Recevoir un diagnostic d'Alzheimer pour un proche soulève une question : « Qu'est-ce qui nous attend ? » Comprendre les stades de la maladie aide à anticiper et à adapter l'accompagnement au bon moment.
Cet article est informatif et ne remplace pas l'avis d'un médecin. Chaque personne évolue différemment ; seul un professionnel peut poser un diagnostic.
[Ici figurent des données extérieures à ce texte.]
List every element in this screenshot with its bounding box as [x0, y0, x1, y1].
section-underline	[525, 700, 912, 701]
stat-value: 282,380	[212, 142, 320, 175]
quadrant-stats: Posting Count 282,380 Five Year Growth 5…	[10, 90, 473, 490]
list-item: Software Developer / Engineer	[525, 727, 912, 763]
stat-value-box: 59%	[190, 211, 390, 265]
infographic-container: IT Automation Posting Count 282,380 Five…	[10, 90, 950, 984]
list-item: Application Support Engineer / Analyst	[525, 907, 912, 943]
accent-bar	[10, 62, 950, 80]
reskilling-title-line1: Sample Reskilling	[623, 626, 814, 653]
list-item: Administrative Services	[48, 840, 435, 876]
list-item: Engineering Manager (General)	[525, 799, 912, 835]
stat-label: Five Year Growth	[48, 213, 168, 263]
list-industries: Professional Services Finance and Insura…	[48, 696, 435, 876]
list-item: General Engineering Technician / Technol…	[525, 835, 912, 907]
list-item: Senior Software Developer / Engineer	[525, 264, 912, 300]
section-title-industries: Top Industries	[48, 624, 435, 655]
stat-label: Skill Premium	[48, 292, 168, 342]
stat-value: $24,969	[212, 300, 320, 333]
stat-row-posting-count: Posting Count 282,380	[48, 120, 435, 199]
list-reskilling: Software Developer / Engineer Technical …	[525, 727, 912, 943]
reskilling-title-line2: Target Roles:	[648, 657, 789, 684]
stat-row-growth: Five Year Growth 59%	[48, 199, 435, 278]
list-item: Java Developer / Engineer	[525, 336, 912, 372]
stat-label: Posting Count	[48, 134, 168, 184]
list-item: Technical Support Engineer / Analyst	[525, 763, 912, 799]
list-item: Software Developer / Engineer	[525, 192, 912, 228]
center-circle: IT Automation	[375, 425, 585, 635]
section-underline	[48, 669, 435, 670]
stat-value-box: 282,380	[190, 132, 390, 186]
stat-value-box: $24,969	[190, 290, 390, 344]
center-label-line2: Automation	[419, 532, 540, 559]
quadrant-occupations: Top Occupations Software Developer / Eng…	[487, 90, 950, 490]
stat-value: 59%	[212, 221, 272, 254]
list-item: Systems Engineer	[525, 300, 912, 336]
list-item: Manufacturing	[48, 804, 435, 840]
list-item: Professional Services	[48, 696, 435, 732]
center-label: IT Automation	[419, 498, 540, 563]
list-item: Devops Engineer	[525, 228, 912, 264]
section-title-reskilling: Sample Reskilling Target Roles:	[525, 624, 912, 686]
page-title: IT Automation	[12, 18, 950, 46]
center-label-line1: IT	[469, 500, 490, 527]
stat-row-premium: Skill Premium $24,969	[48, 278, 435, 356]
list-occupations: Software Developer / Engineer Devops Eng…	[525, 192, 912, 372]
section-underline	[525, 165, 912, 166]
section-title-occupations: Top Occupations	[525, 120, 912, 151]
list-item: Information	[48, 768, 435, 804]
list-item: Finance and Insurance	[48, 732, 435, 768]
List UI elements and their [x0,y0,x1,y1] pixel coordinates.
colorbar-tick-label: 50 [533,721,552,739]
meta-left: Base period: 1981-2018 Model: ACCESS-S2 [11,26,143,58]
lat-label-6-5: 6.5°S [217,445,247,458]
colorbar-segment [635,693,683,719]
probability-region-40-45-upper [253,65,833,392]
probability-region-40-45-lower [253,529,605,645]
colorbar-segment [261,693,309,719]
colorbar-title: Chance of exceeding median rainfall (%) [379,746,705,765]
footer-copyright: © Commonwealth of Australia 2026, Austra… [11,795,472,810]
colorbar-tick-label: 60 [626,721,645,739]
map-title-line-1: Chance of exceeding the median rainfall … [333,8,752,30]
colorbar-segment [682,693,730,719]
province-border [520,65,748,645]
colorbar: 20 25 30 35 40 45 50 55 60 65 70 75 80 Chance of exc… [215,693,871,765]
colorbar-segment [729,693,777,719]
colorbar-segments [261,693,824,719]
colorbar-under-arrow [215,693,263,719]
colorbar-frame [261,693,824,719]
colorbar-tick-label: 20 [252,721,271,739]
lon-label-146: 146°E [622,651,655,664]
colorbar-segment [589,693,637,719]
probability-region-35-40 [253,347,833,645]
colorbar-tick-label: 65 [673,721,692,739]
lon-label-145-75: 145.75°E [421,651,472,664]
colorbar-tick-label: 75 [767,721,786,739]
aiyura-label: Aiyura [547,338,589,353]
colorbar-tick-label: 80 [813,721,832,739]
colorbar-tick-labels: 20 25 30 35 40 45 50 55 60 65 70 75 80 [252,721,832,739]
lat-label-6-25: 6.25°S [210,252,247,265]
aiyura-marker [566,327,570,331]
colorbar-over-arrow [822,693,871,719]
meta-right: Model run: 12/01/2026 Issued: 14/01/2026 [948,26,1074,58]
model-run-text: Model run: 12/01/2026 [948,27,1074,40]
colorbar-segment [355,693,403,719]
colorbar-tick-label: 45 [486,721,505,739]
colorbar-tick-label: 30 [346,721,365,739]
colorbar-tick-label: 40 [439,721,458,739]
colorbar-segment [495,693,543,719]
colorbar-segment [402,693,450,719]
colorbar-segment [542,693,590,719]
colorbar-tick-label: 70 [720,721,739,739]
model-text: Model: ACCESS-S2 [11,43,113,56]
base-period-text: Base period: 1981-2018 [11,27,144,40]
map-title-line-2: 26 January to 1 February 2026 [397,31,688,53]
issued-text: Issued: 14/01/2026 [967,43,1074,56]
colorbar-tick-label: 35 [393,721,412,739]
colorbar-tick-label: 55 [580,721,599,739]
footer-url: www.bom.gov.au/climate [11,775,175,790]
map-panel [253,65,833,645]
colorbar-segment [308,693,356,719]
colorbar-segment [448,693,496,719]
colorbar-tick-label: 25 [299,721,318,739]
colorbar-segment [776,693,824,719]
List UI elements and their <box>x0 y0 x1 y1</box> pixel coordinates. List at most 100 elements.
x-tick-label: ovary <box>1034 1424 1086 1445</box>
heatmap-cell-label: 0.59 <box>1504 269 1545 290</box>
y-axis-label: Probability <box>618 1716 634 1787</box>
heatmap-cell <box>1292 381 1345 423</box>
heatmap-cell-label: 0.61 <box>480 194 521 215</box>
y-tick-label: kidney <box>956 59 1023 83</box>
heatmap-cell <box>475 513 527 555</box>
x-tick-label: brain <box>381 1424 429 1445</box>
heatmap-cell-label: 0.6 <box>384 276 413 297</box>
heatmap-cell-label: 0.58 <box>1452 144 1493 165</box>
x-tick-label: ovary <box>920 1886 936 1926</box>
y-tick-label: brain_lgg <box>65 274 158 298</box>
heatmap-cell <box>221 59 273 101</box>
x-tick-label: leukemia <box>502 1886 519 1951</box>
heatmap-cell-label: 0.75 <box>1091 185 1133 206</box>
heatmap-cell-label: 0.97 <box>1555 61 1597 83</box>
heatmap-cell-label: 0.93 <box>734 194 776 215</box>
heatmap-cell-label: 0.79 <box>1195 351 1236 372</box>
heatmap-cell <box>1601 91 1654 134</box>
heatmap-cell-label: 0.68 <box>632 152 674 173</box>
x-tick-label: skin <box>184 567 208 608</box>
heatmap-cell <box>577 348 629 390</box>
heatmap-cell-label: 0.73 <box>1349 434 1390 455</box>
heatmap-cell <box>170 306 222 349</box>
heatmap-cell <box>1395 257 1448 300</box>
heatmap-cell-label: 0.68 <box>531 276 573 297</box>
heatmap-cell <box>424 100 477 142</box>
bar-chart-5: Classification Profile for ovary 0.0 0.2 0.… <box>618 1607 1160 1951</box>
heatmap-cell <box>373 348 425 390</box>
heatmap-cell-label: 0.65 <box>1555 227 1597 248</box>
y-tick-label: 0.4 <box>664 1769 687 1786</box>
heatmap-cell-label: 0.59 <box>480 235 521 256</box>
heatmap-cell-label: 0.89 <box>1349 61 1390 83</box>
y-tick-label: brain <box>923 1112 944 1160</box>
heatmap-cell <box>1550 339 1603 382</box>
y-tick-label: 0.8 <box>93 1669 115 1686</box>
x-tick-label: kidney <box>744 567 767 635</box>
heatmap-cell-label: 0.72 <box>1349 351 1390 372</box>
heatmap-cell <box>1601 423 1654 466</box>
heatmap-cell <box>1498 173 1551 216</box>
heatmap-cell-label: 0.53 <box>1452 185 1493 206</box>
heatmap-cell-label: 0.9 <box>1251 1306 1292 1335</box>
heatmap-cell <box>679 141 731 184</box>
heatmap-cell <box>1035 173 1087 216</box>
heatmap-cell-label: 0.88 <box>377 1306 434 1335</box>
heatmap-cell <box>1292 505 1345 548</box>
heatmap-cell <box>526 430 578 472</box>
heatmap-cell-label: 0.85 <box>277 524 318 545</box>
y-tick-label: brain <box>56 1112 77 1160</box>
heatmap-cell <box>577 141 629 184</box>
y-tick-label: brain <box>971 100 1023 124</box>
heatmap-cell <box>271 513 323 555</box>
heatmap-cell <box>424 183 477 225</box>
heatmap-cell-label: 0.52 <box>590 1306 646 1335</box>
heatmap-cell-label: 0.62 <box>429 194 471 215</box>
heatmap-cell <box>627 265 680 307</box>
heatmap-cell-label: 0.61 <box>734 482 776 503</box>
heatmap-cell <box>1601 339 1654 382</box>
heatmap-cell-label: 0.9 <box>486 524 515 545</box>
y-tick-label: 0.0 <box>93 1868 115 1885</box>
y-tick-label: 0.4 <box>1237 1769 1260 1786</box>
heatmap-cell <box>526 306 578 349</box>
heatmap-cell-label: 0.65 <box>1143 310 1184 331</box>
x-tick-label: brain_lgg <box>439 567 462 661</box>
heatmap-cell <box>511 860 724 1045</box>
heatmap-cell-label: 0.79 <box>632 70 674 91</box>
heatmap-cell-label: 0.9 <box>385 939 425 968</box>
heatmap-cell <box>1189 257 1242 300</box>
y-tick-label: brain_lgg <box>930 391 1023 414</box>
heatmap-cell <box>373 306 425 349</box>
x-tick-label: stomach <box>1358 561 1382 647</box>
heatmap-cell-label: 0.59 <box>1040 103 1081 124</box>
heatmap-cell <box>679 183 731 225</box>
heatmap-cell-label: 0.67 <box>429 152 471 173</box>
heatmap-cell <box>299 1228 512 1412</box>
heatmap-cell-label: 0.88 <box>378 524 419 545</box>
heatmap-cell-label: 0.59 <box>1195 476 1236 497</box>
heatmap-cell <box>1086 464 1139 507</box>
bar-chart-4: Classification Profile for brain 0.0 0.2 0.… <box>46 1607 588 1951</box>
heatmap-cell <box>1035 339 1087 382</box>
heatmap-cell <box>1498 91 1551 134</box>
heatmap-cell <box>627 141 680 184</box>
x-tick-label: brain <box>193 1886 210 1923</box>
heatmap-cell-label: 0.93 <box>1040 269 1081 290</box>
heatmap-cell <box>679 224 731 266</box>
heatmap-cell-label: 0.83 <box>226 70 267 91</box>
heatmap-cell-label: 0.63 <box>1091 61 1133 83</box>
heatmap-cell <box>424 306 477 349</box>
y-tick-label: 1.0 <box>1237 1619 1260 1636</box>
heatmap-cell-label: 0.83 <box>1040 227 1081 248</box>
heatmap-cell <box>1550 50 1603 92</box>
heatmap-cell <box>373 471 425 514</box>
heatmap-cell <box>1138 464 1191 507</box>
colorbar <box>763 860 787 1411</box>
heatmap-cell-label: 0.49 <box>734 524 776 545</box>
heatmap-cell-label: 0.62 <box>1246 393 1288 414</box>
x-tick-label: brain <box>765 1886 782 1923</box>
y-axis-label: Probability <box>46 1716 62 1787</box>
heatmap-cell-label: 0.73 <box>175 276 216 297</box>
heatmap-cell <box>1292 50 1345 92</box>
Stade léger (début de la maladie)
La personne reste largement autonome, mais des difficultés apparaissent :
- Oublis fréquents d'événements récents, de rendez-vous, de noms
- Difficulté à trouver ses mots, à suivre une conversation
- Désorientation dans le temps
- Perte d'initiative, repli, irritabilité
- Gestion plus difficile des tâches complexes (finances, médicaments)
Accompagnement : instaurer des routines et des repères écrits, sécuriser les médicaments, offrir une présence stimulante. Quelques heures d'aide à domicile par semaine suffisent souvent.
Stade modéré (phase intermédiaire)
Souvent la phase la plus longue et la plus exigeante. La dépendance s'installe :
- La mémoire ancienne s'altère (la personne peut ne plus reconnaître certains proches)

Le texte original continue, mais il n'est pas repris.